Les autorités de McMasterville accueillent favorablement cette demande. Le maire Gilles Plante souhaite parvenir à une entente avec sa voisine. À la fin de décembre 1998, un règlement municipal est adopté, décrétant l’annexion du territoire convoité.
Le territoire visé par la demande d’annexion est vaste, s’étendant des limites de McMasterville jusqu’au lot 12 du cadastre de Saint-Joseph-de-Chambly inclusivement, soit jusqu’à la ligne de transport électrique qui passe à proximité du 31, chemin du Richelieu. Il est bordé par la rivière Richelieu au sud et par le boulevard Sir-Wilfrid-Laurier au nord, incluant également quelques terrains bordant le rang des Trente au nord de ce boulevard.
Réactions
Le maire de Saint-Basile, Bernard Gagnon, et les membres de son conseil s’opposent fermement au projet d’annexion. Ils estiment notamment que l’annexion priverait la Ville d’environ 200 000 $ de taxes annuelles, en plus de lui faire perdre un site stratégique pour son développement. Le conseil juge enfin la demande injustifiée, y voyant surtout la volonté de sa voisine d’accroître son potentiel fiscal.
En mars 1999, la Chambre de commerce de la Vallée-du-Richelieu appuie « fortement » l’annexion proposée, sa présidente, Jacqueline Gagnier, déclarant : « McMasterville nous semble la municipalité la plus apte à assurer l’avenir [du site industriel]. » Elle qualifie la démarche de « sage » et estime que Saint-Basile-le-Grand pourra bénéficier de développements résidentiels sur son territoire grâce aux emplois créés.
En revanche, la Chambre de commerce de Saint-Basile a une tout autre opinion. Elle considère que le territoire visé représente la seule zone industrielle de la municipalité et que l’annexion compromettrait gravement l’avenir du développement économique de Saint-Basile.
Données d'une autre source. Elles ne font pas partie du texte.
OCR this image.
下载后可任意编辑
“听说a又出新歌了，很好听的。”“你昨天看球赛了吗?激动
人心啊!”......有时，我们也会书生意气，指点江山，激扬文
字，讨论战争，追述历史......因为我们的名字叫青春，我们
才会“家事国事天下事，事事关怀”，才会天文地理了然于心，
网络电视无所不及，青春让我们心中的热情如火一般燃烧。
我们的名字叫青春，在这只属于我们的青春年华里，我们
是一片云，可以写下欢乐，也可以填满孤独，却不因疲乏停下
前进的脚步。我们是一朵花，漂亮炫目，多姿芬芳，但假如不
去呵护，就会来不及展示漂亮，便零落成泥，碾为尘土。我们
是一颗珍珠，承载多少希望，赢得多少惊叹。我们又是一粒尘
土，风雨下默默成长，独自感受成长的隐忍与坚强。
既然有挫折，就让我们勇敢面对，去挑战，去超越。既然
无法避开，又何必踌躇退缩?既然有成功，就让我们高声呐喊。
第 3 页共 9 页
Le litige est soumis au ministère des Affaires municipales. McMasterville espère qu’une démarche de conciliation permettra d’aboutir à un partage des actifs. Jean-Pierre Charbonneau, député de Borduas et président de l’Assemblée nationale, annonce son appui au projet d’annexion proposé par McMasterville. De son côté, Louise Beaudoin, députée de Chambly et ministre des Relations internationales, affirme que « le territoire de Saint-Basile est indivisible ».
Une réponse qui tarde
Un an après le dépôt de la demande au ministère des Affaires municipales, un porte-parole du ministère, interrogé par des journalistes, explique qu’il s’agit « d’un dossier de grande envergure », nécessitant un examen par plusieurs services avant une recommandation à la ministre. Les mois passent sans qu’aucune décision ne soit annoncée par le ministère. Cette décision est finalement prise discrètement, sans communication médiatique, et les frontières du territoire de Saint-Basile-le-Grand demeurent inchangées.